Looking at his own five lives… the same pattern, almost mechanical, the same wheel moving: first getting attracted to a great master, getting initiated with great enthusiasm, and then seeing the arduousness, the difficulties of transforming himself and escaping, renouncing sannyas itself. And he comes back to it again and again.

Buddha said, “You can do it as long as you want. In your next life you will do it again.

And for five lives nobody reminded you, because the masters you were working with were not masters of jati-smaran.”

The man remained. It changed his whole attitude: “This is stupid. If it is hard then it has to be faced. If it is a challenge then it has to be taken.” And he became one of the enlightened disciples of Buddha.

There is a similar story in Mahavira’s life. A prince becomes enchanted with Mahavira’s individuality, but he does not know that Mahavira’s life is really arduous. Nobody has lived the way Mahavira has lived – naked in the winter, in the hot sun, hungry for months, fasting, eating once in a while, barefooted, walking on the burning earth in the hot sun.

He did not use shoes because shoes were made only of leather in those days, and to use shoes meant you were indirectly supporting the industry of violence, because the best leather comes when you kill young calves. If you want really perfect leather, then you have to take the leather from the calf while it is alive; you don’t kill him first. First you take the leather, and in taking the leather of course he dies. That leather is the softest and the best. Mahavira was absolutely against in any way supporting anything which is based on violence.

This prince became – and naturally, you can understand it – the prince became impressed by the man, his integrity, his authority, his teaching. He was not aware that life with him is going to be tremendously hard – and he had lived very luxuriously. But in a moment of enthusiasm he took sannyas and entered into Mahavira’s commune.

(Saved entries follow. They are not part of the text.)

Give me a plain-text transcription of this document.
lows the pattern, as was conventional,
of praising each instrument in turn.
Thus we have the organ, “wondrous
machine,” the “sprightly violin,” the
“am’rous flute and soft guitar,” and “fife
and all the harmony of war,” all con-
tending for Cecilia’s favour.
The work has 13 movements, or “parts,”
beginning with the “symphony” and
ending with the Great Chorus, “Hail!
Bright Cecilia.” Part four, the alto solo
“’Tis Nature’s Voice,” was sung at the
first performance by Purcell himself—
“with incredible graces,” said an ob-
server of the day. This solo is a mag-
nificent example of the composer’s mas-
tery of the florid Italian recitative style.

Now, ten thousand sannyasins used to move with Mahavira, and they were staying in a big caravanserai, and it was a routine that the elder ones – that means those who had been longer in sannyas – should have better places, and the others accordingly. This prince was just a one-day-old sannyasin, so in the night he got a place just near the door, the main door, where people left their shoes, umbrellas and other things. He was the son of a king, and by that door sleeping was impossible; people were continuously coming and going. When there are ten thousand sannyasins… He had never slept in such a situation, and he immediately thought, “This is not the life I would like. Next morning I will give my apology, and I will say, ‘This is not the life for me.’” But before he reached Mahavir, Mahavir reached him, and asked him to let himself be taken into jati-smaran – and it was the same process. For three lives he had been doing the same thing: getting impressed by magnetic people, charismatic people, and then finding it difficult over small matters and leaving them. In all those three lives he could have become enlightened, because those three people were capable of triggering the process of enlightenment.

Mahavira said, “You have missed three lives, and you are missing the fourth. You can decide. But you are a warrior, not only a prince. Don’t emphasize that you are a prince and you have lived only in luxury; remember that you are a warrior and you have been fighting in wars. And there is nobody in this area who is a better swordsman, a better archer. Don’t insult yourself, don’t humiliate yourself. This is an escape.”

And the man remained. But the factor that helped these two men to remain was their reliving their past experiences.

It’s not only Krishna says – On taking such a birth, he revives the divine consciousness of his previous life, and he again tries to make further progress in order to achieve complete success – Buddha, Mahavira and many of the Mystic School also say the same thing. Only one addition with Buddha, Mahavira and many of the Mystic Schools they take help of jati-smaran or hypnosis.